A crise no Império e a Proclamação da Republica no Brasil

Não houve um só tiro que pudesse revelar que se tratava de um golpe e não de um desfile. Se disparos ecoassem (de fato, houve dois, mas ninguém os escutou), talvez aqueles 600 soldados percebessem que não estavam ali para participar de uma manobra, mas para derrubar um regime.
Na verdade, vários militares, ali presentes, sabiam que estavam participando de uma quartelada. Mesmo os que pensavam assim achavam que quem estava caindo era o primeiro-ministro de Ouro Preto. Jamais o Imperador D. Pedro II - muito menos a monarquia que ele representava.
Não é de se estranhar a ignorância dos soldados do 1° e do 3° Regimento de Cavalaria e do 9° Batalhão. Afinal, até poucas horas antes, o próprio líder do golpe estava indeciso. Mais: estava doente, de cama, e só chegou ao Campo de Santana quando os canhões já apontavam para o quartel. Talvez ele não tenha dado o "Viva o Imperador!" que alguns juraram ouvi-lo gritar. Mas com certeza, impediu que pelo menos um cadete berrasse o "Viva a República!", que supostamente estava entalado em muitas gargantas.
A cena foi bem estranha.
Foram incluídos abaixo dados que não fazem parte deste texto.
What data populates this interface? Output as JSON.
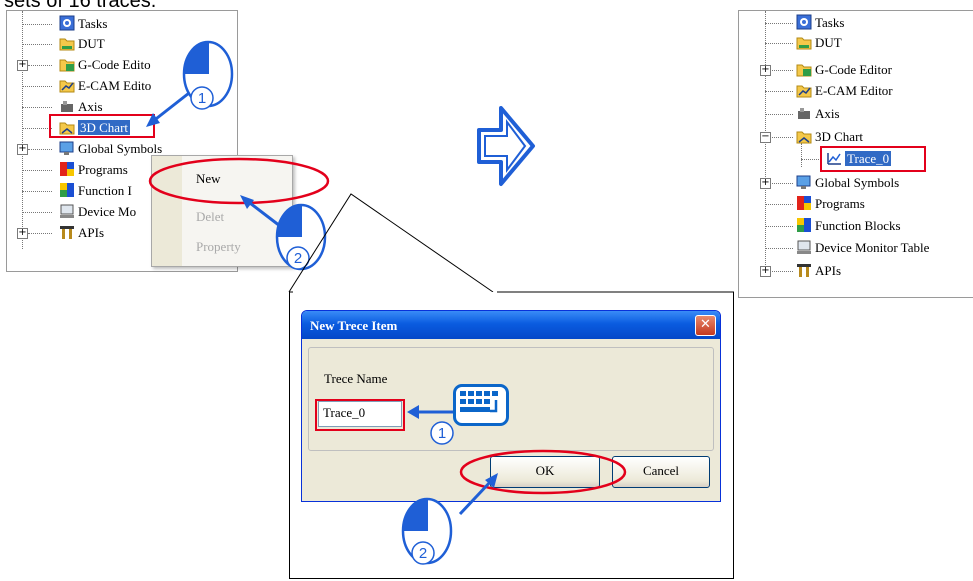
{
  "caption": "sets of 16 traces.",
  "left_tree": {
    "items": [
      {
        "label": "Tasks"
      },
      {
        "label": "DUT"
      },
      {
        "label": "G-Code Edito"
      },
      {
        "label": "E-CAM Edito"
      },
      {
        "label": "Axis"
      },
      {
        "label": "3D Chart"
      },
      {
        "label": "Global Symbols"
      },
      {
        "label": "Programs"
      },
      {
        "label": "Function I"
      },
      {
        "label": "Device Mo"
      },
      {
        "label": "APIs"
      }
    ]
  },
  "context_menu": {
    "items": [
      {
        "label": "New",
        "enabled": true
      },
      {
        "label": "Delet",
        "enabled": false
      },
      {
        "label": "Property",
        "enabled": false
      }
    ]
  },
  "step_badges": {
    "one": "①",
    "two": "②"
  },
  "right_tree": {
    "items": [
      {
        "label": "Tasks"
      },
      {
        "label": "DUT"
      },
      {
        "label": "G-Code Editor"
      },
      {
        "label": "E-CAM Editor"
      },
      {
        "label": "Axis"
      },
      {
        "label": "3D Chart"
      },
      {
        "label": "Trace_0"
      },
      {
        "label": "Global Symbols"
      },
      {
        "label": "Programs"
      },
      {
        "label": "Function Blocks"
      },
      {
        "label": "Device Monitor Table"
      },
      {
        "label": "APIs"
      }
    ]
  },
  "dialog": {
    "title": "New Trece Item",
    "close_symbol": "✕",
    "field_label": "Trece Name",
    "field_value": "Trace_0",
    "ok_label": "OK",
    "cancel_label": "Cancel"
  },
  "icons": {
    "folder": "folder-icon",
    "arrow_right": "big-arrow-right-icon",
    "mouse": "mouse-click-icon",
    "keyboard": "keyboard-icon"
  },
  "colors": {
    "highlight_red": "#e3001b",
    "arrow_blue": "#1f5fd6",
    "title_blue": "#0a5ce0"
  }
}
Montado em seu belo cavalo, o Marechal Deodoro da Fonseca desfilou longa lista de queixas, pessoais e corporativas, contra o governo - o governo do Ministro Ouro Preto, não o do Imperador. O Imperador - isso ele fez questão de deixar claro - era seu amigo: - Devo-lhe favores. Mas o Exército fora maltratado.
Por isso, derrubava-se o Ministério. Difícil imaginar que Deodoro estivesse dando um golpe, anda mais golpe republicano - ele era monarquista. Ao seu lado estava o tenente-coronel Benjamin Constant, militar que odiava andar fardado, não gostava de armas e tiros e, até cinco anos antes, também falava mal da República.
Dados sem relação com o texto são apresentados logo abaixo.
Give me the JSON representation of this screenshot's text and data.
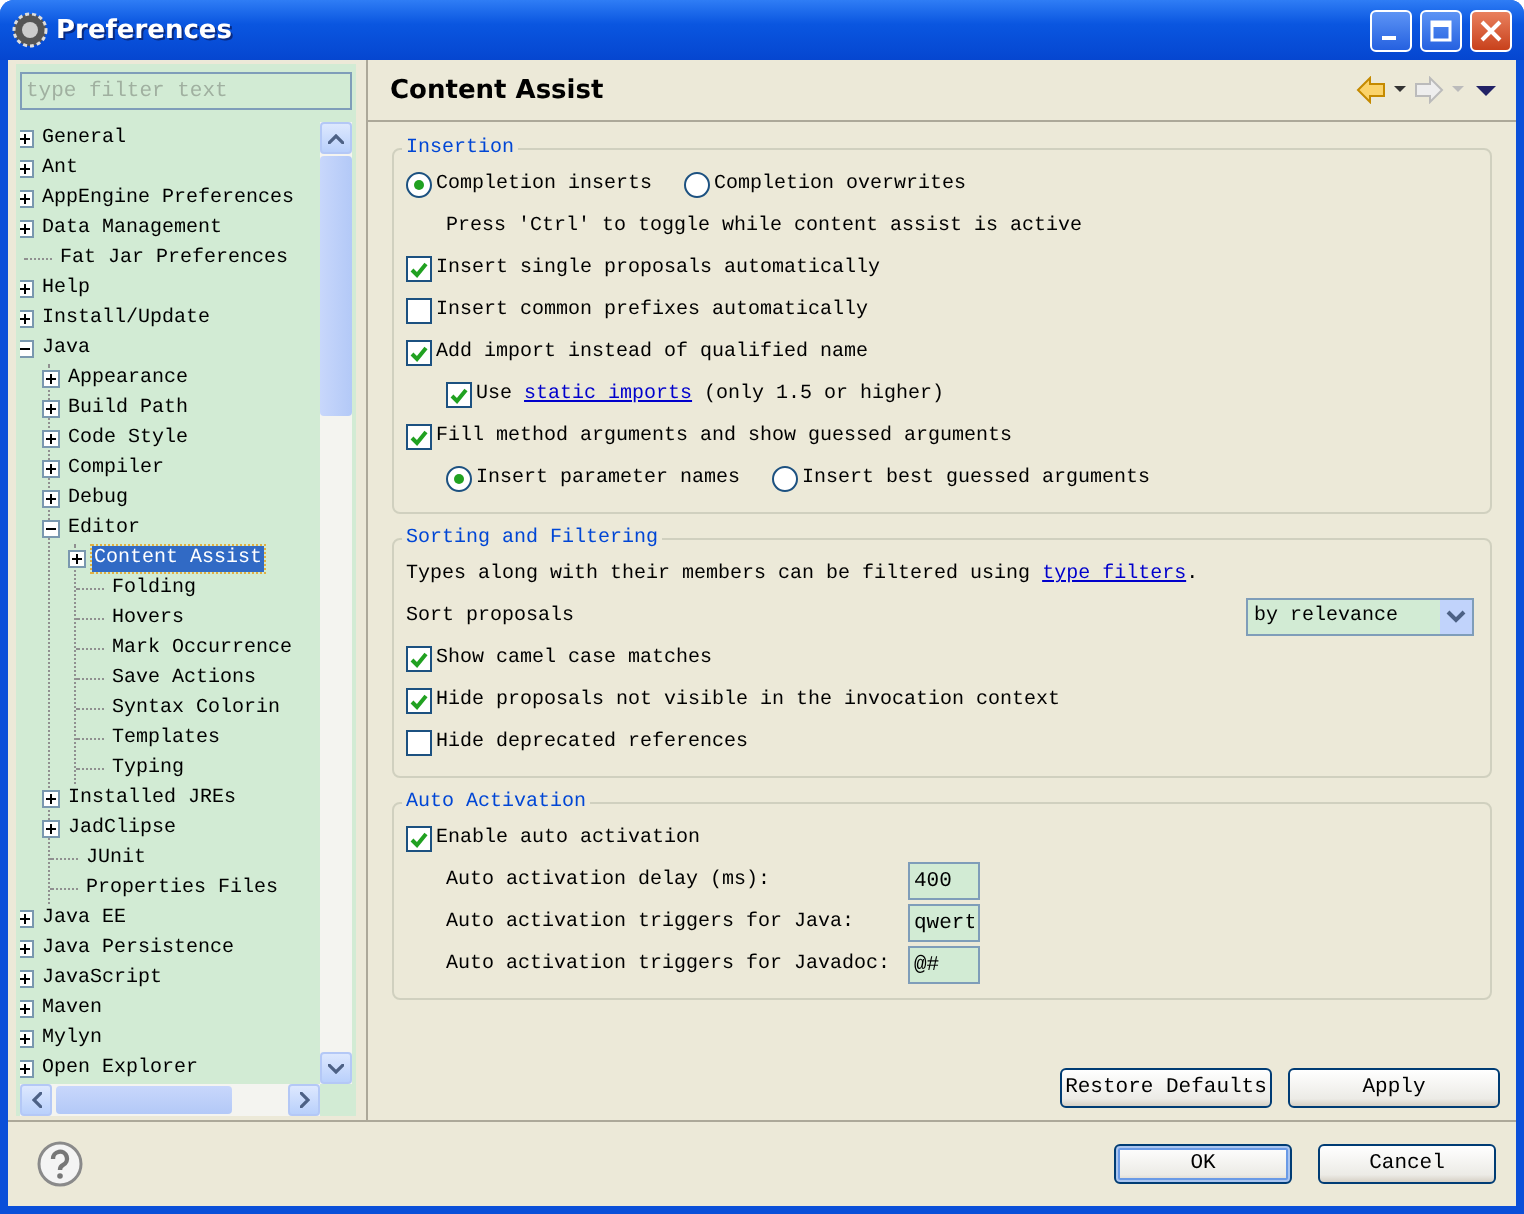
{
  "window": {
    "title": "Preferences"
  },
  "filter": {
    "placeholder": "type filter text"
  },
  "tree": [
    {
      "label": "General",
      "expanded": false
    },
    {
      "label": "Ant",
      "expanded": false
    },
    {
      "label": "AppEngine Preferences",
      "expanded": false
    },
    {
      "label": "Data Management",
      "expanded": false
    },
    {
      "label": "Fat Jar Preferences"
    },
    {
      "label": "Help",
      "expanded": false
    },
    {
      "label": "Install/Update",
      "expanded": false
    },
    {
      "label": "Java",
      "expanded": true,
      "children": [
        {
          "label": "Appearance",
          "expanded": false
        },
        {
          "label": "Build Path",
          "expanded": false
        },
        {
          "label": "Code Style",
          "expanded": false
        },
        {
          "label": "Compiler",
          "expanded": false
        },
        {
          "label": "Debug",
          "expanded": false
        },
        {
          "label": "Editor",
          "expanded": true,
          "children": [
            {
              "label": "Content Assist",
              "expanded": false,
              "selected": true
            },
            {
              "label": "Folding",
              "selected": false
            },
            {
              "label": "Hovers",
              "selected": false
            },
            {
              "label": "Mark Occurrence",
              "selected": false
            },
            {
              "label": "Save Actions",
              "selected": false
            },
            {
              "label": "Syntax Colorin",
              "selected": false
            },
            {
              "label": "Templates",
              "selected": false
            },
            {
              "label": "Typing",
              "selected": false
            }
          ]
        },
        {
          "label": "Installed JREs",
          "expanded": false
        },
        {
          "label": "JadClipse",
          "expanded": false
        },
        {
          "label": "JUnit"
        },
        {
          "label": "Properties Files"
        }
      ]
    },
    {
      "label": "Java EE",
      "expanded": false
    },
    {
      "label": "Java Persistence",
      "expanded": false
    },
    {
      "label": "JavaScript",
      "expanded": false
    },
    {
      "label": "Maven",
      "expanded": false
    },
    {
      "label": "Mylyn",
      "expanded": false
    },
    {
      "label": "Open Explorer",
      "expanded": false
    }
  ],
  "page": {
    "title": "Content Assist"
  },
  "sections": [
    {
      "title": "Insertion",
      "rows": [
        {
          "kind": "radios",
          "options": [
            {
              "label": "Completion inserts",
              "selected": true
            },
            {
              "label": "Completion overwrites",
              "selected": false
            }
          ],
          "children": [
            {
              "kind": "note",
              "text": "Press 'Ctrl' to toggle while content assist is active"
            }
          ]
        },
        {
          "kind": "checkbox",
          "label": "Insert single proposals automatically",
          "checked": true
        },
        {
          "kind": "checkbox",
          "label": "Insert common prefixes automatically",
          "checked": false
        },
        {
          "kind": "checkbox",
          "label": "Add import instead of qualified name",
          "checked": true,
          "children": [
            {
              "kind": "checkbox",
              "label": "Use ",
              "link": "static imports",
              "suffix": " (only 1.5 or higher)",
              "checked": true
            }
          ]
        },
        {
          "kind": "checkbox",
          "label": "Fill method arguments and show guessed arguments",
          "checked": true,
          "children": [
            {
              "kind": "radios",
              "options": [
                {
                  "label": "Insert parameter names",
                  "selected": true
                },
                {
                  "label": "Insert best guessed arguments",
                  "selected": false
                }
              ]
            }
          ]
        }
      ]
    },
    {
      "title": "Sorting and Filtering",
      "rows": [
        {
          "kind": "note",
          "text": "Types along with their members can be filtered using ",
          "link": "type filters",
          "suffix": "."
        },
        {
          "kind": "select",
          "label": "Sort proposals",
          "value": "by relevance"
        },
        {
          "kind": "checkbox",
          "label": "Show camel case matches",
          "checked": true
        },
        {
          "kind": "checkbox",
          "label": "Hide proposals not visible in the invocation context",
          "checked": true
        },
        {
          "kind": "checkbox",
          "label": "Hide deprecated references",
          "checked": false
        }
      ]
    },
    {
      "title": "Auto Activation",
      "rows": [
        {
          "kind": "checkbox",
          "label": "Enable auto activation",
          "checked": true,
          "children": [
            {
              "kind": "field",
              "label": "Auto activation delay (ms):",
              "value": "400"
            },
            {
              "kind": "field",
              "label": "Auto activation triggers for Java:",
              "value": "qwert"
            },
            {
              "kind": "field",
              "label": "Auto activation triggers for Javadoc:",
              "value": "@#"
            }
          ]
        }
      ]
    }
  ],
  "page_buttons": [
    "Restore Defaults",
    "Apply"
  ],
  "dialog_buttons": [
    {
      "label": "OK",
      "default": true
    },
    {
      "label": "Cancel",
      "default": false
    }
  ]
}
Ambos, Deodoro e Constant, contavam agora com o apoio de republicanos civis. Mas não havia sinal de "paisanos" por perto - esses apenas tinham incentivado a aventura golpista dos dois militares (por coincidência ou não, dois militares ressentidos). O fato é que naquela mesma hora, o Ministro Ouro Preto foi preso e o gabinete derrubado. Mas ninguém teve coragem de falar em República.
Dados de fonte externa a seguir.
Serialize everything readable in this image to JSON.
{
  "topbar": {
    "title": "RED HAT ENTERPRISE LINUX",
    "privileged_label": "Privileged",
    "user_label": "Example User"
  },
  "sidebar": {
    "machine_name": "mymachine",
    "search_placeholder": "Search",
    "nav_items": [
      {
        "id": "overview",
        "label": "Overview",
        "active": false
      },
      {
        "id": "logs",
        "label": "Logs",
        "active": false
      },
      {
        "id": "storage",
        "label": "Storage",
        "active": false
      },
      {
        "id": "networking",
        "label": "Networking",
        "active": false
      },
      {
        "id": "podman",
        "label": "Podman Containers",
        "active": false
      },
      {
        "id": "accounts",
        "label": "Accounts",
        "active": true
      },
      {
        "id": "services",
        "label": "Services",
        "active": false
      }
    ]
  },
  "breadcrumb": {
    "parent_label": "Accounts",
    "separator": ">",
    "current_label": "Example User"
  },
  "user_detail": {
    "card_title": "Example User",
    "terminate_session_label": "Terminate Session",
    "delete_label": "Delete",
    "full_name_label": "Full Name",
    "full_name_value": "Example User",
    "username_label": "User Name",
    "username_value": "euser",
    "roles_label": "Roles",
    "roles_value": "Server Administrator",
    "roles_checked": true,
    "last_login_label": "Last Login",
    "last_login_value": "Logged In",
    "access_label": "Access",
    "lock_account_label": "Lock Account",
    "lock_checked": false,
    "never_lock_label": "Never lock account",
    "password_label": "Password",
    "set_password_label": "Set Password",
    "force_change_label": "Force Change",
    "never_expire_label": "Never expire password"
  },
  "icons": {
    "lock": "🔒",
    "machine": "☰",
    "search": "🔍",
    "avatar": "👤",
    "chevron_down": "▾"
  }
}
Só à noite, quando golpistas civis e militares se reuniram, foi que proclamaram - em silêncio e provisoriamente - uma República Federativa. "Provisoriamente", porque se aguardaria o pronunciamento definitivo da Nação, livremente expressado pelo sufrágio popular.
E o povo a todas essas?
Bem, o povo assistiu a tudo bestializado, atônito, surpreso, sem conhecer o que significava, disse Aristides Lobo. Embora Lobo fosse republicano convicto e membro do primeiro Ministério, seu depoimento tem sido contestado por certos historiadores (que citam as revoltas populares ocorridas na época).
De qualquer forma, o segundo reinado, que começara com um golpe branco, terminava agora com um golpe esmaecido. A monarquia, no Brasil, não caiu com um estrondo, mas com um suspiro. E o plebiscito para referendar a República foi convocado em 1993 - com 104 anos de atraso. O Império já havia terminado.
DOCUMENTOS HISTÓRICOS DA PROCLAMAÇÃO DA REPÚBLICA DO BRASIL
A proclamação da República foi marcada por dois documentos que possuem tons diferentes: A Proclamação ao Povo Brasileiro, que instaura o novo regime, busca tranqüilizar a população, manter a legitimidade dos funcionários do Estado até novas mudanças, e garantir o cumprimento dos compromissos financeiros com outros países e o Decreto Nº 1, que mostra sua face impositiva, "decretando" a validade do regime em todas as províncias e afirmando a intenção do Governo Provisório em intervir em caso de oposição.
A leitura de ambos oferece um rico exercício comparativo.
PROCLAMAÇÃO DOS MEMBROS DO GOVERNO PROVISÓRIO
Concidadãos!
O Povo, o Exército e a Armada Nacional, em perfeita comunhão de sentimentos com os nossos concidadãos residentes nas províncias, acabam de decretar a deposição da dinastia imperial e conseqüentemente a extinção do sistema monárquico representativo.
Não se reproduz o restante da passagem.